A Simple Non-Expensive Passive Investing Option
If your broker, fund, or ETF isn’t beating the average 10% return of the S&P 500, then you should just be buying an investment that mirrors the S&P 500.
The iShares Core S&P 500 ETF (IVV) is one of the cheapest options, costing only 0.03% per year to be invested.
The S&P 500 SPDR (SPY) is 0.09%. Small difference, but no point paying the extra fee, as discussed above.
In Canada, the BMO S&P 500 ETF (ZSP) tracks the S&P 500, in Canadian dollars, for a fee of 0.08%.
For myself, I don’t make things too complicated when it comes to long-term investing. I contribute to my “self-directed” retirment account monthly and add to my positions by buying more low-cost ETFs, typically the same ones over and over.
The S&P 500 is an index composed of 500 large US companies. ETFs or mutual funds that invest in the S&P 500 are called index funds, because they are tracking or buying the same stocks that are in the S&P 500 index. The company running the index-tracking fund doesn’t need to do much work. There is no research; they just hold the same stocks that are in the index, which is determined by Standard & Poors (S&P).
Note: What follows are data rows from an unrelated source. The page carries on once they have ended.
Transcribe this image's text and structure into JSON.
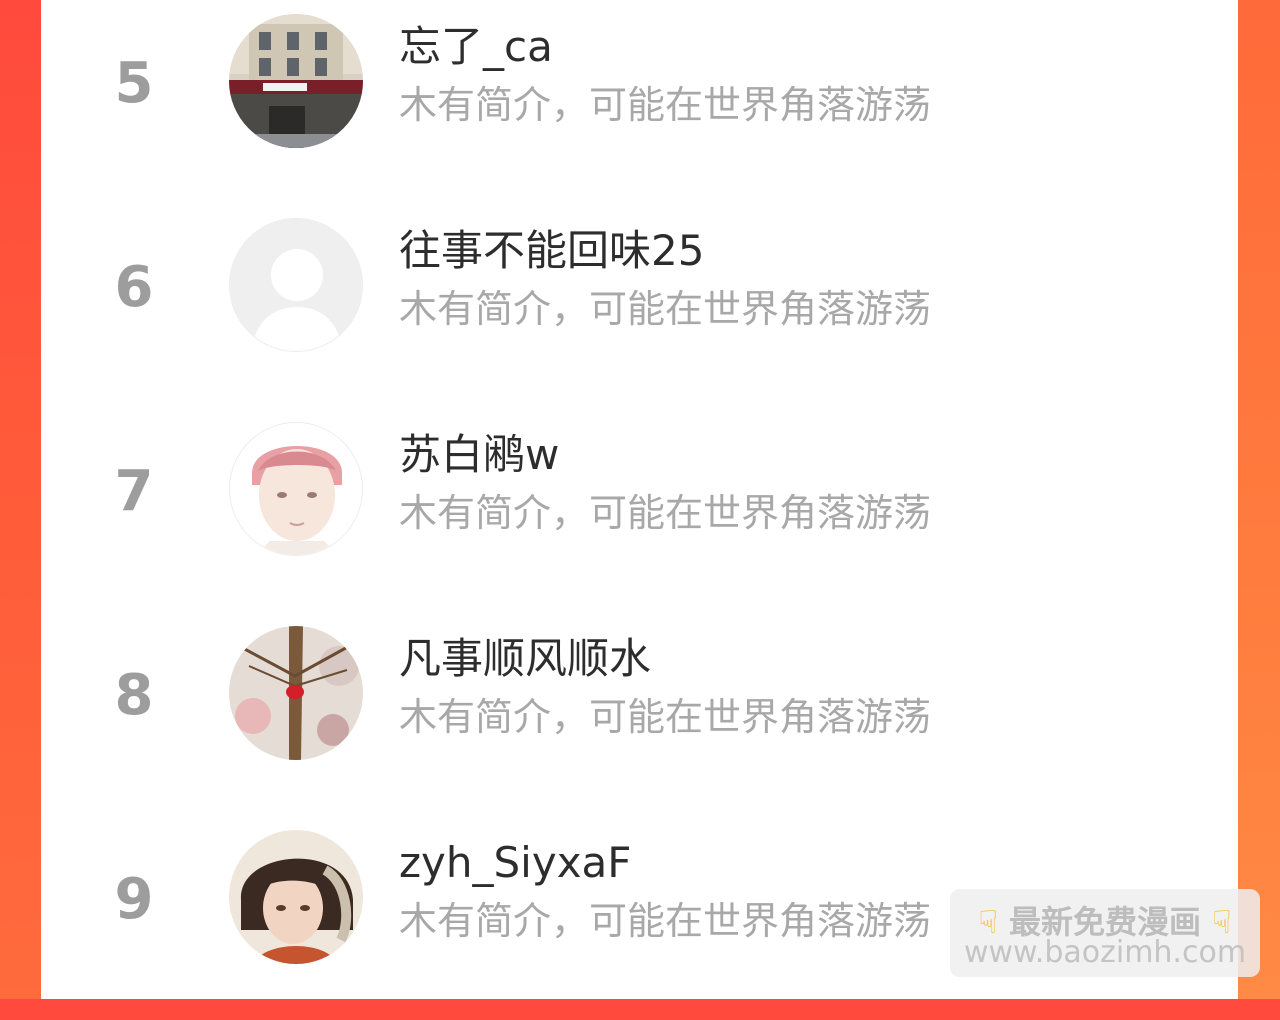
{
  "ranking": [
    {
      "rank": "5",
      "name": "忘了_ca",
      "bio": "木有简介，可能在世界角落游荡",
      "avatar": "building-photo-avatar"
    },
    {
      "rank": "6",
      "name": "往事不能回味25",
      "bio": "木有简介，可能在世界角落游荡",
      "avatar": "default-user-avatar"
    },
    {
      "rank": "7",
      "name": "苏白鹇w",
      "bio": "木有简介，可能在世界角落游荡",
      "avatar": "anime-boy-avatar"
    },
    {
      "rank": "8",
      "name": "凡事顺风顺水",
      "bio": "木有简介，可能在世界角落游荡",
      "avatar": "branch-photo-avatar"
    },
    {
      "rank": "9",
      "name": "zyh_SiyxaF",
      "bio": "木有简介，可能在世界角落游荡",
      "avatar": "anime-man-avatar"
    }
  ],
  "watermark": {
    "title": "最新免费漫画",
    "url": "www.baozimh.com",
    "hand_icon": "pointing-down-icon"
  },
  "colors": {
    "accent_left": "#ff4a3d",
    "accent_right": "#ff7d3e",
    "rank_text": "#9d9d9d",
    "name_text": "#2d2d2d",
    "bio_text": "#a8a8a8"
  }
}
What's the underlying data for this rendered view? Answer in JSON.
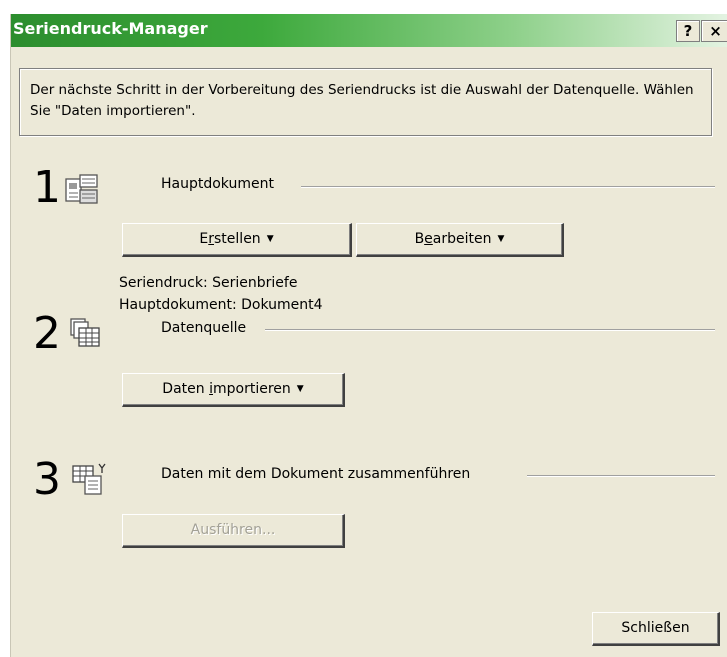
{
  "window": {
    "title": "Seriendruck-Manager",
    "help_label": "?",
    "close_label": "×"
  },
  "info_text": "Der nächste Schritt in der Vorbereitung des Seriendrucks ist die Auswahl der Datenquelle. Wählen Sie \"Daten importieren\".",
  "steps": [
    {
      "number": "1",
      "icon": "main-document-icon",
      "label": "Hauptdokument",
      "buttons": [
        {
          "pre": "E",
          "ul": "r",
          "post": "stellen",
          "caret": "▼"
        },
        {
          "pre": "B",
          "ul": "e",
          "post": "arbeiten",
          "caret": "▼"
        }
      ],
      "status": [
        "Seriendruck: Serienbriefe",
        "Hauptdokument: Dokument4"
      ]
    },
    {
      "number": "2",
      "icon": "data-source-icon",
      "label": "Datenquelle",
      "buttons": [
        {
          "pre": "Daten ",
          "ul": "i",
          "post": "mportieren",
          "caret": "▼"
        }
      ]
    },
    {
      "number": "3",
      "icon": "merge-data-icon",
      "label": "Daten mit dem Dokument zusammenführen",
      "buttons": [
        {
          "label": "Ausführen...",
          "disabled": true
        }
      ]
    }
  ],
  "close_button": "Schließen",
  "colors": {
    "dialog_bg": "#ece9d8",
    "title_green": "#2c8d2e",
    "disabled_text": "#a3a196"
  }
}
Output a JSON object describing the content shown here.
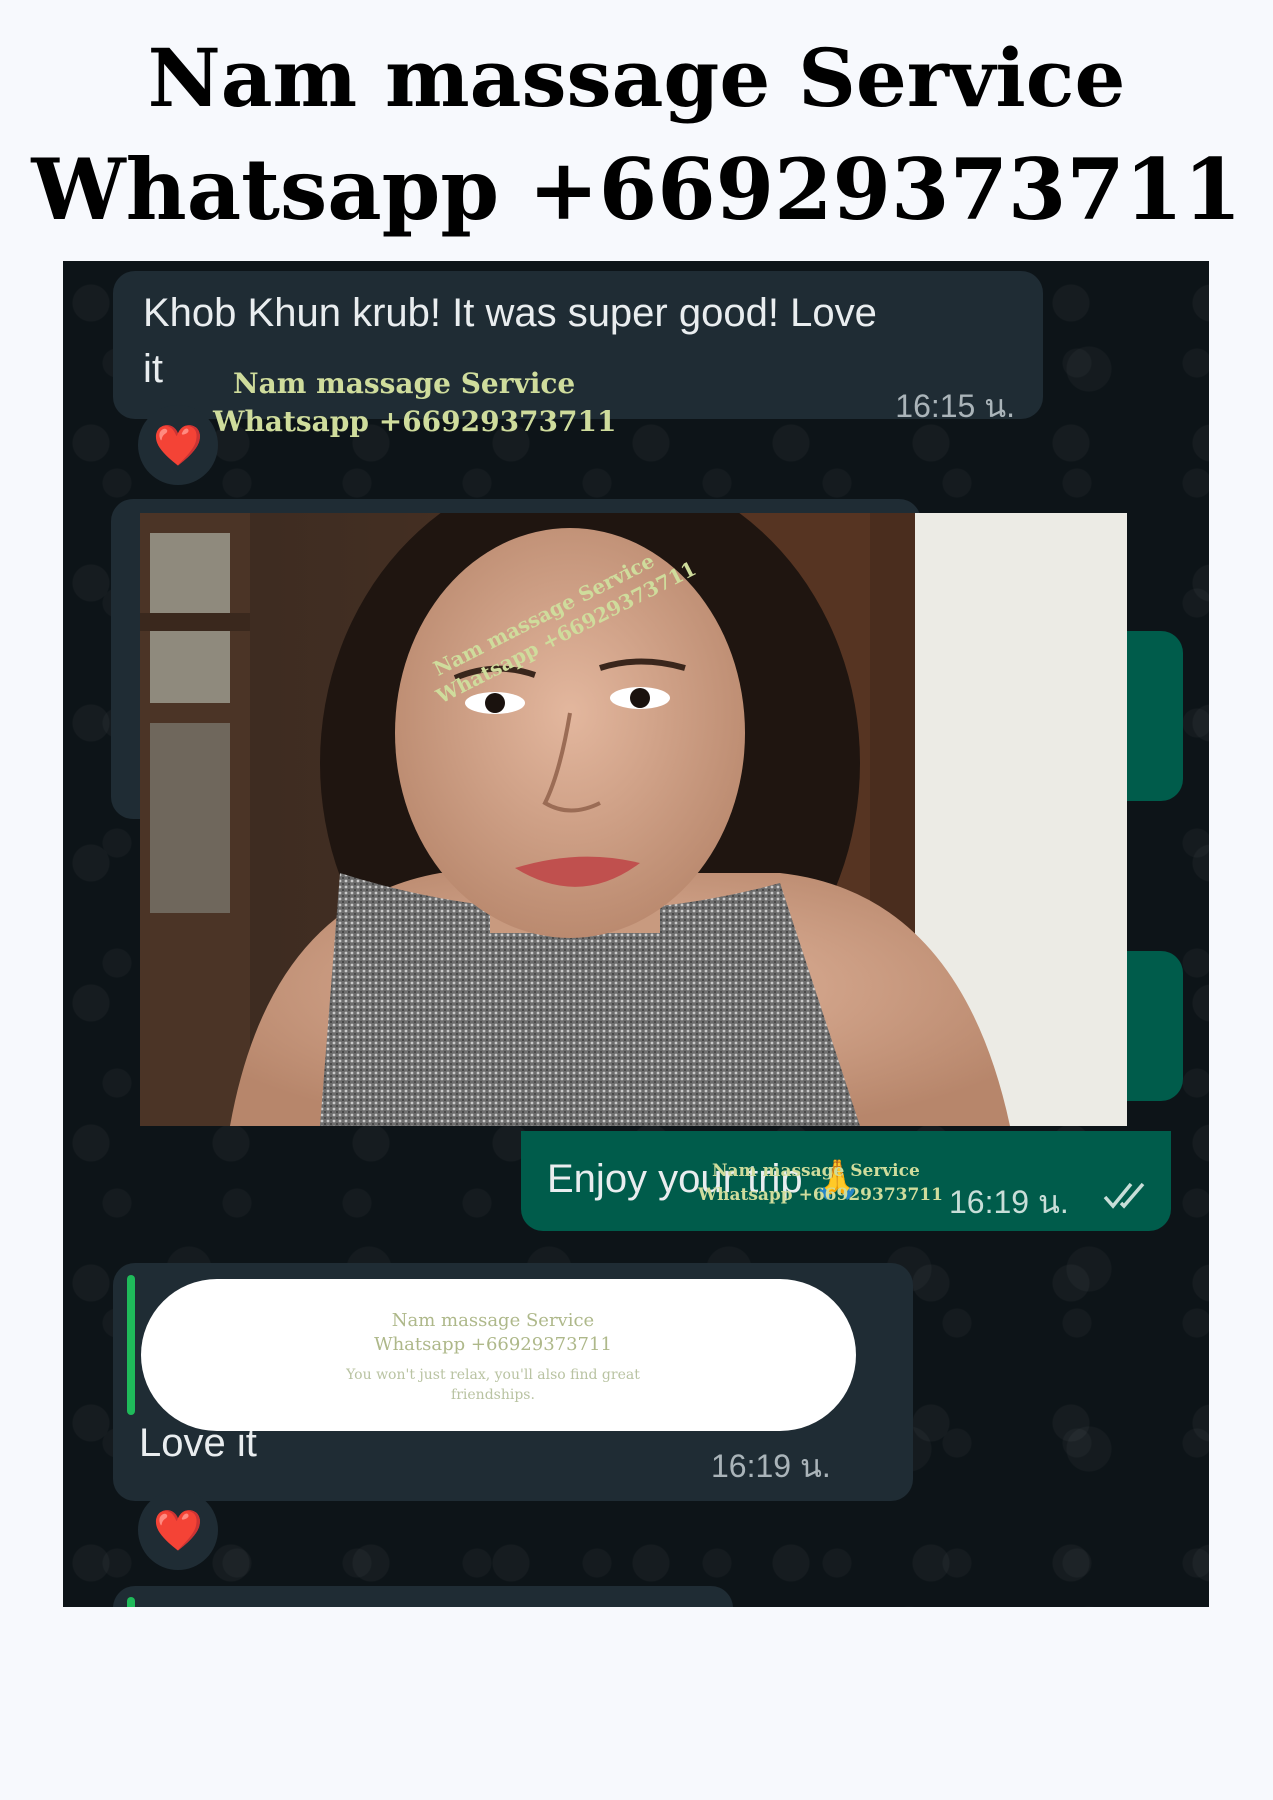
{
  "header": {
    "line1": "Nam massage Service",
    "line2": "Whatsapp +66929373711"
  },
  "watermark": {
    "line1": "Nam massage Service",
    "line2": "Whatsapp +66929373711",
    "tagline": "You won't just relax, you'll also find great friendships."
  },
  "messages": [
    {
      "direction": "incoming",
      "text_line1": "Khob Khun krub! It was super good! Love",
      "text_line2": "it",
      "time": "16:15 น.",
      "reaction": "❤️"
    },
    {
      "direction": "incoming",
      "type": "photo",
      "icon": "photo-portrait"
    },
    {
      "direction": "outgoing",
      "text": "Enjoy your trip",
      "emoji": "🙏",
      "time": "16:19 น.",
      "status": "read",
      "icon": "double-check-icon"
    },
    {
      "direction": "incoming",
      "type": "reply",
      "text": "Love it",
      "time": "16:19 น.",
      "reaction": "❤️"
    }
  ],
  "colors": {
    "page_bg": "#f7f9fd",
    "chat_bg": "#0d1418",
    "incoming_bubble": "#1f2c34",
    "outgoing_bubble": "#005c4b",
    "watermark": "#cfdc9c",
    "reply_bar": "#1fba5a"
  }
}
There are other indexes as well, such and Nasdaq 100, and the Dow Jones Industrial.
A Bit More Diversification
Owning an index fund, like IVV, SPY, or ZSP is great. Low cost, and historically the S&P 500 has produced solid yearly gains compared to most other benchmarks and fund managers. THERE WILL BE DOWN YEARS, but historically, over the long run, just buying and holding has produced about 10% per year over very long periods. This is what many mutual funds are doing for you anyway, except they are taking most of the profit in fees.
If you want a bit more diversification, you could also invest in some other global markets. Consider an emerging market fund, China or India fund, or possibly a European fund. You could also consider a commodity fund, although the returns on these vary drastically.
Go through the same process of finding low-cost funds that tend to perform well over time. ETFdb (database) provides return and fee information in tables. Here are the Emerging Markets ones, as an example. An hour of picking a few new ETFs could save you thousands every year going forward.
By Cory Mitchell, CMT
Disclaimer: Nothing in this article is personal investment advice, or advice to buy or sell anything. Trading is risky and can result in substantial losses, even more than deposited if using leverage. I am not a financial advisor or a retirement planner.